Starlink generated $11.4 billion in revenue in 2025 at a 63% EBITDA margin, accounting for the majority of SpaceX’s total revenue of $18.7 billion. That profitability funds Starship development, continued satellite deployment, and the research that deepens the density advantage further. The machine is self-reinforcing in a way that is difficult to interrupt from the outside.
Government Lock-In as Strategic Ballast
The commercial case for SpaceX is strong. The government case is something else entirely.
SpaceX serves as a primary launch provider for both NASA and the Pentagon. The U.S. Space Force favored SpaceX over ULA in a 2025 round of national security mission allocations, leaving Blue Origin without task orders. SpaceX is now competing for a role in the Trump administration’s “Golden Dome” missile defense program. These are not ordinary customer relationships. They are dependencies embedded in national security infrastructure.
When defense systems integrate Starlink connectivity, switching costs become political and operational, not just financial. A SaaS company’s CIO can evaluate alternatives in a quarter. The Department of Defense cannot reconfigure its orbital infrastructure between budget cycles. That stickiness compounds over time, and it gives SpaceX a revenue floor that no commercial competitor can erode quickly.
What the Moat Does Not Automatically Justify
The implication of this analysis is not that $1.75 trillion is the right number. It is that the moat is real and worth pricing in but the moat and the valuation are answering different questions.
SpaceX posted a net loss of $4.9 billion in 2025 after absorbing $6.4 billion in xAI losses through its merger with Musk’s AI company. Starlink’s $4.4 billion in profit is real and growing, but some analyst estimates suggest the current valuation implies 2030 revenue exceeding $150 billion. That requires flawless execution across satellite deployment, an AI infrastructure buildout, a planned network of space-based data centers targeting 100 terawatts of computing capacity, and, embedded in executive compensation milestones, a Mars colony with one million inhabitants. These are not independent risk factors.

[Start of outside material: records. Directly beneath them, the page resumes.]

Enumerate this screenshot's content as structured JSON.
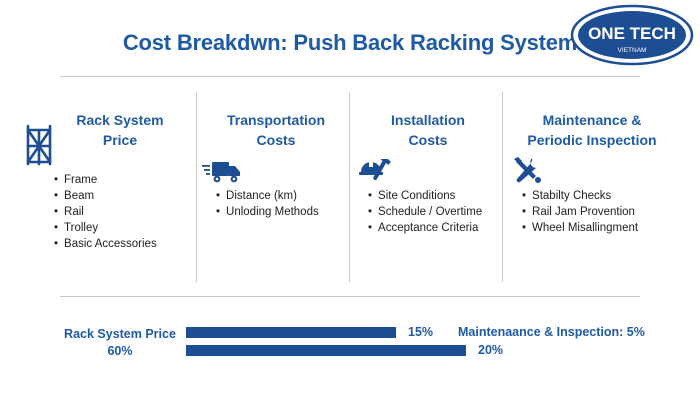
{
  "title": "Cost Breakdwn: Push Back Racking System",
  "logo": {
    "name": "ONE TECH",
    "sub": "VIETNAM"
  },
  "columns": [
    {
      "title_line1": "Rack System",
      "title_line2": "Price",
      "icon": "rack-icon",
      "items": [
        "Frame",
        "Beam",
        "Rail",
        "Trolley",
        "Basic Accessories"
      ]
    },
    {
      "title_line1": "Transportation",
      "title_line2": "Costs",
      "icon": "truck-icon",
      "items": [
        "Distance (km)",
        "Unloding Methods"
      ]
    },
    {
      "title_line1": "Installation",
      "title_line2": "Costs",
      "icon": "hardhat-wrench-icon",
      "items": [
        "Site Conditions",
        "Schedule / Overtime",
        "Acceptance Criteria"
      ]
    },
    {
      "title_line1": "Maintenance &",
      "title_line2": "Periodic Inspection",
      "icon": "tools-icon",
      "items": [
        "Stabilty Checks",
        "Rail Jam Provention",
        "Wheel Misallingment"
      ]
    }
  ],
  "chart_data": {
    "type": "bar",
    "orientation": "horizontal",
    "series": [
      {
        "name": "Transportation Costs",
        "value": 15,
        "label": "15%"
      },
      {
        "name": "Installation Costs",
        "value": 20,
        "label": "20%"
      }
    ],
    "annotations": [
      {
        "name": "Rack System Price",
        "text_line1": "Rack System Price",
        "text_line2": "60%",
        "value": 60
      },
      {
        "name": "Maintenance & Inspection",
        "text": "Maintenaance & Inspection: 5%",
        "value": 5
      }
    ]
  },
  "colors": {
    "accent": "#1f5aa6",
    "bar": "#1d4e93",
    "rule": "#c9c9c9"
  }
}
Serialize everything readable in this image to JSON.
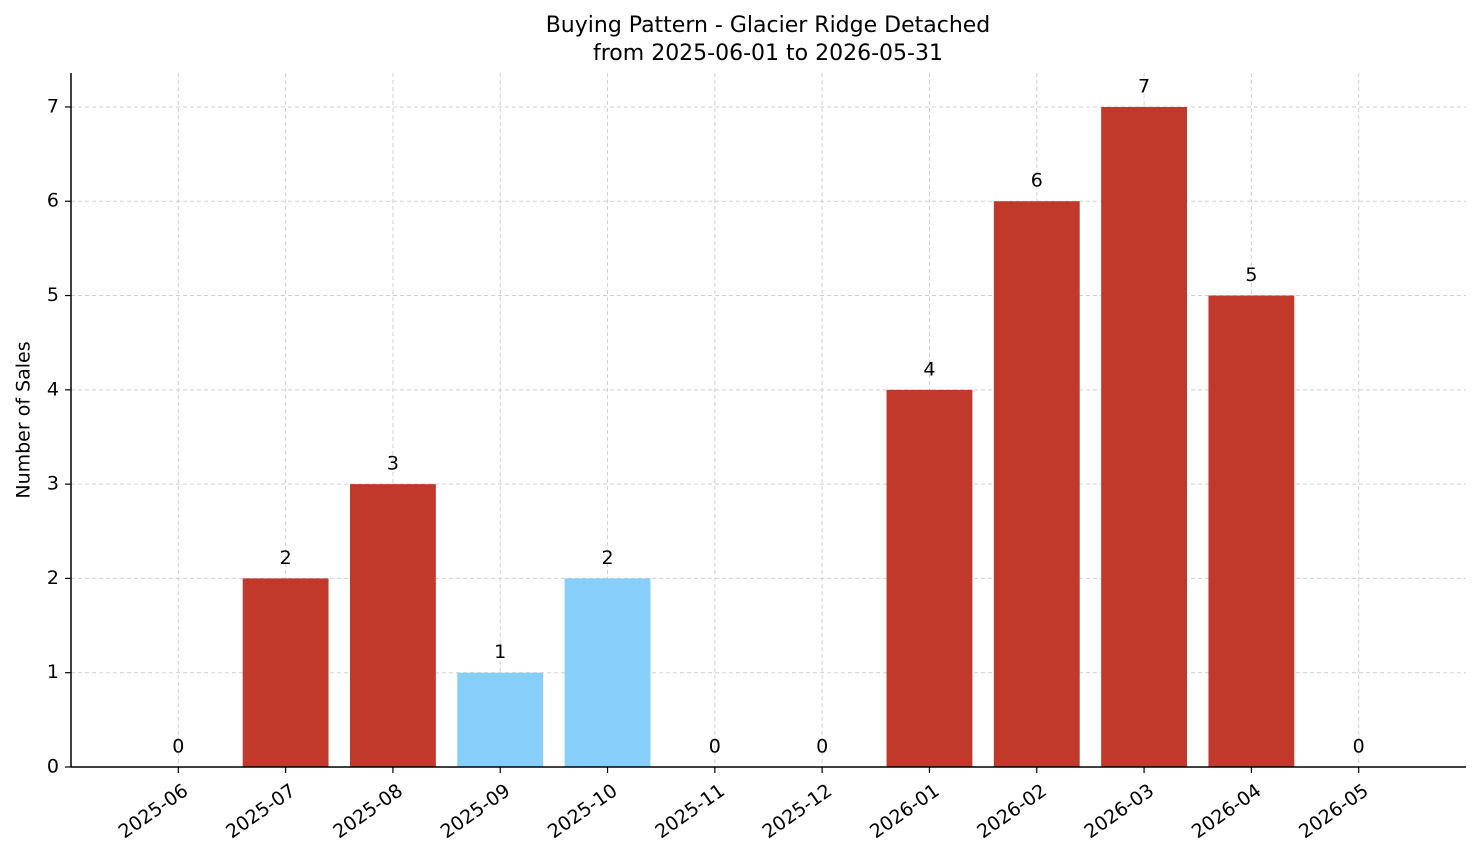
{
  "chart_data": {
    "type": "bar",
    "title": "Buying Pattern - Glacier Ridge Detached",
    "subtitle": "from 2025-06-01 to 2026-05-31",
    "y_label": "Number of Sales",
    "categories": [
      "2025-06",
      "2025-07",
      "2025-08",
      "2025-09",
      "2025-10",
      "2025-11",
      "2025-12",
      "2026-01",
      "2026-02",
      "2026-03",
      "2026-04",
      "2026-05"
    ],
    "values": [
      0,
      2,
      3,
      1,
      2,
      0,
      0,
      4,
      6,
      7,
      5,
      0
    ],
    "colors": [
      "#c0392b",
      "#c0392b",
      "#c0392b",
      "#87cefa",
      "#87cefa",
      "#c0392b",
      "#c0392b",
      "#c0392b",
      "#c0392b",
      "#c0392b",
      "#c0392b",
      "#c0392b"
    ],
    "ylim": [
      0,
      7.36
    ],
    "yticks": [
      0,
      1,
      2,
      3,
      4,
      5,
      6,
      7
    ],
    "grid": true
  }
}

The governance structure adds a separate layer of consideration. Musk holds approximately 42% of SpaceX’s equity but will control roughly 79% of votes through super-voting Class B shares. He can only be removed as CEO by a vote of the Class B shareholders, a class he controls. The New York State Common Retirement Fund, the New York City pension system, and CalPERS, managing more than $1 trillion in combined assets, have formally objected to what they called the most management-favorable governance structure ever brought to U.S. public markets at this scale. Their concerns are specific and documented. Whether the broader market prices them in is a separate question.
The Moat Is Real. The Bet Is Something Else.
SpaceX has built something genuinely rare: a stack of compounding structural advantages across cost, density, and institutional dependency. The moat framing is not analyst enthusiasm, it reflects observable barriers that take years, not quarters, to close. The harder question for investors is whether they can price a verifiable moat alongside speculative milestones and governance arrangements designed for a private company that is about to become public. Those two things are not mutually exclusive. But they are not the same bet, and conflating them is how expensive mistakes happen.